“You work tomorrow?” I wasn’t sure of her schedule since we all kept different hours and handled our calendar on our own.

“Nine until four. Do you want to grab a drink or anything?” Even though she knew I wasn’t in the mood, she still gave me the option to avoid going home, if that was what I needed.

“I’d be shit company.”

“You’re always shit company,” she teased, and it made me laugh. It felt like the first time I’d done that all day.

“No. I’m pretty tired.”

“Especially after all your extracurriculars with Monster Cock last night.”

She wasn’t wrong. Saint had kept me up way past my bedtime. And even though my heart was hurting for it today, I’d still never take last night back.

“Please don’t call him that.” I winced and grabbed between my thighs. I was still sore, and each time I went to the bathroom, I was reminded of that fact.

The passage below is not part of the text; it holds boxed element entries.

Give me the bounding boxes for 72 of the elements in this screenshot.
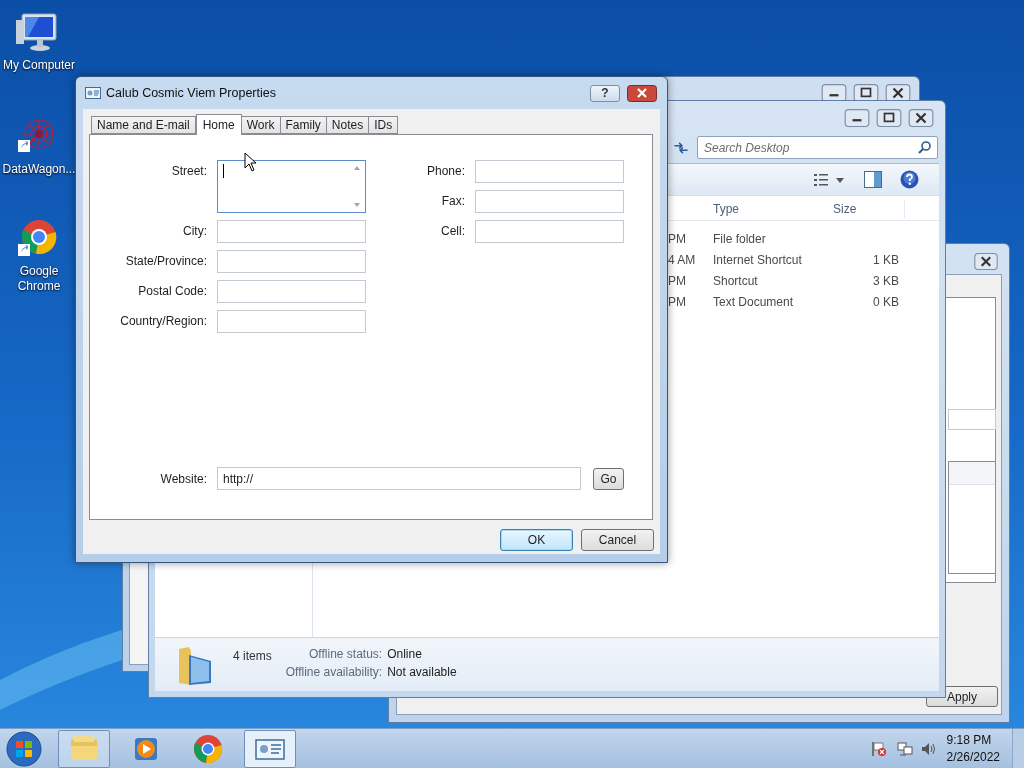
search-icon[interactable] [918,141,931,154]
preview-pane-icon[interactable] [864,171,882,188]
view-options-icon[interactable] [814,172,846,187]
type-cell-text: Text Document [712,293,795,311]
column-header[interactable]: Size [825,199,905,218]
field-label: Country/Region: [119,313,207,330]
help-icon[interactable] [900,170,919,189]
dialog-button[interactable]: OK [500,529,573,551]
tab[interactable]: Notes [325,116,370,134]
close-button[interactable] [971,253,1001,270]
detail-label: Offline status: [308,647,383,662]
field-label: Street: [170,163,207,180]
type-cell-text: File folder [712,230,767,248]
maximize-button[interactable] [874,109,904,127]
date-cell-text: PM [667,230,687,248]
input-field[interactable] [217,250,366,273]
type-cell-text: Shortcut [712,272,759,290]
size-cell-text: 0 KB [872,293,900,311]
desktop-icon-label[interactable]: DataWagon... [1,162,77,177]
flag-warning-icon[interactable] [870,740,887,757]
text-caret [223,164,224,178]
input-field[interactable] [217,310,366,333]
list-box[interactable] [948,461,996,574]
input-field[interactable] [217,220,366,243]
detail-value: Not available [387,665,457,680]
input-field[interactable] [475,160,624,183]
go-button[interactable]: Go [593,467,624,490]
close-button[interactable] [627,84,657,102]
detail-label: Offline availability: [285,665,383,680]
tab[interactable]: Family [279,116,327,134]
refresh-arrows-icon[interactable] [673,140,689,155]
item-count: 4 items [233,648,272,665]
tab[interactable]: Home [195,114,242,135]
window-title: Calub Cosmic Viem Properties [106,84,277,102]
input-field[interactable] [475,190,624,213]
taskbar-button[interactable] [58,729,110,768]
tab[interactable]: Work [240,116,281,134]
contact-card-icon [85,87,101,99]
network-icon[interactable] [896,740,913,757]
website-field[interactable]: http:// [217,467,581,490]
dialog-button[interactable]: Cancel [581,529,654,551]
size-cell-text: 3 KB [872,272,900,290]
field-label: Website: [159,470,207,488]
tab[interactable]: IDs [368,116,399,134]
input-field[interactable] [217,280,366,303]
desktop-icon-label[interactable]: Google Chrome [0,264,78,294]
text-area[interactable] [217,160,366,213]
type-cell-text: Internet Shortcut [712,251,803,269]
cursor-icon [244,152,257,172]
taskbar-button[interactable] [244,729,296,768]
field-label: Phone: [425,163,465,180]
field-label: City: [182,223,207,240]
column-header[interactable]: Type [705,199,825,218]
size-cell-text: 1 KB [872,251,900,269]
field-label: Postal Code: [137,283,207,300]
help-button[interactable]: ? [590,84,620,102]
close-button[interactable] [906,109,936,127]
detail-value: Online [387,647,423,662]
field-label: Fax: [440,193,465,210]
input-field[interactable] [948,409,996,430]
minimize-button[interactable] [842,109,872,127]
search-field[interactable]: Search Desktop [697,136,938,159]
date-cell-text: 4 AM [667,251,697,269]
input-field[interactable] [475,220,624,243]
field-label: Cell: [440,223,465,240]
date-cell-text: PM [667,293,687,311]
field-label: State/Province: [124,253,207,270]
desktop-icon-label[interactable]: My Computer [2,58,76,73]
clock[interactable]: 9:18 PM 2/26/2022 [946,731,1000,766]
tab[interactable]: Name and E-mail [91,116,196,134]
date-cell-text: PM [667,272,687,290]
start-button[interactable] [4,729,44,768]
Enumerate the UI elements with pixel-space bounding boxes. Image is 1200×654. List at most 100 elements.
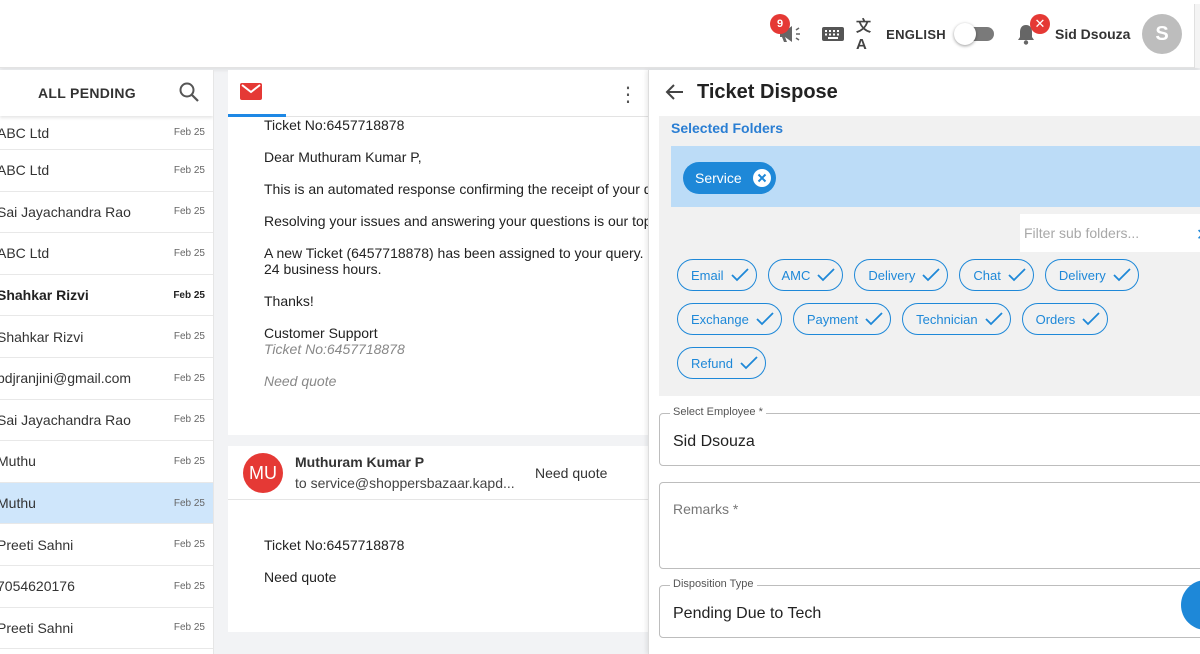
notifications-button[interactable]: ✕ [1016,0,1050,68]
list-item-date: Feb 25 [173,622,205,634]
list-item[interactable]: Sai Jayachandra Rao Feb 25 [0,400,213,442]
selected-folder-chip[interactable]: Service [683,162,776,194]
subfolder-chip-label: Delivery [1058,267,1106,283]
subfolder-chips-row: Refund [677,347,777,379]
remove-chip-icon[interactable] [752,168,772,188]
employee-select-value: Sid Dsouza [673,433,755,450]
ticket-list-title: ALL PENDING [38,85,136,101]
email-line: This is an automated response confirming… [264,181,652,197]
subfolder-filter: ✕ [1020,214,1200,252]
keyboard-button[interactable] [822,0,846,68]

“I won’t. At least, not to his face.”

The two of us walked out of the salon and into the frigid night air. I locked the door behind us, and we made sure we each got into our cars safely before pulling onto the main road together. It was something we did so that neither of us was ever alone when we left. We also checked the backseats for murderers before we drove off. If you weren’t a female, you probably wouldn’t understand.

Once I was back in my apartment, the memories hit me with the force of a flash flood. Saint’s mouth on mine. His tongue inside me. His hands squeezing, grasping, and tugging at me. Shaking my head to make them go away, I walked into my bedroom, opened the nightstand drawer, and pulled out a folded piece of paper.

Every year since I had been eight years old, I’d made a separate, private Christmas list for Santa. It wasn’t like the one I had given to my parents, asking for a horse and Hot Wheels or gift cards. That list had hung on the fridge next to Davey’s and eventually Saint’s until Christmas morning.

This other list only had one thing on it. And each year, it was exactly the same.

1.)Please let Saint LaCroix love me back.

That was it.

I still had the one I had written in tenth grade. Kept it under my pillow each night during the month of December. It had become a personal tradition of sorts. I’d read somewhere that putting wishes under your head at night while you slept helped them come true. I figured that I’d take all the help I could get when it came to Saint, so I did it. For twenty-five nights, every December, for years.

Last night, when Saint had been here, I’d grabbed the old note before he could find it and stuffed it into my nightstand drawer. I would have been mortified if he had seen it. It was one thing for him to know that I had a crush on him, but for him to see it written down on a note that I slept with at night? That seemed a little more than just embarrassing.

I thought about sending Saint another text, but one ignored message had proven to be more than enough for me to handle. I was currently sitting on my bed, holding the note in my hand, half-tempted to tear it in half and never look at it again. If he didn’t love me by now, he was never going to. At some point, I needed to accept my reality and move on.

A hard knock at my front door made me jump, and I quickly shoved the still-intact note underneath my pillow.

“Ivy?” Saint’s voice reverberated as he let himself inside.

I didn’t lock my front door?

“What are you doing here?” I asked tentatively as I rounded the corner of my room to find him standing in the entryway.

I wasn’t sure what this meant—him showing up, unannounced, after I hadn’t heard a peep from him. My heart raced and leaped, and my mind started spinning scenarios I wished so hard were true.

“I’m so sorry,” he said before taking me in his arms and squeezing.

He was apologizing. For last night. He regretted it—or something equally as horrifying. My arms fell from their position around his back, landing at my sides, as I stopped hugging him.

The second I did that, he reached for my chin and tilted it upward, toward his mouth. “You have it wrong, love. I’m sorry that I didn’t text you back. I was taking care of some housekeeping,” he said with a wink before his lips were on mine, kissing me like he couldn’t wait another second to do it.

I wanted to kiss him back, to lose all of my resolve and give in, but I stopped myself. Breaking the kiss, I shook my head and stepped back to give my body space from his.

“Care to explain what you’re talking about?” My tone came out harsher than I’d meant, but I wasn’t sorry about it.

His statement about housekeeping had me confused. What did that even mean?

He reached for my hand—a simple gesture that I wanted to resist, but I allowed it. His fingers moved across my skin, but I wasn’t even holding on to him the way he was to me. It was a silent answer to an unasked question.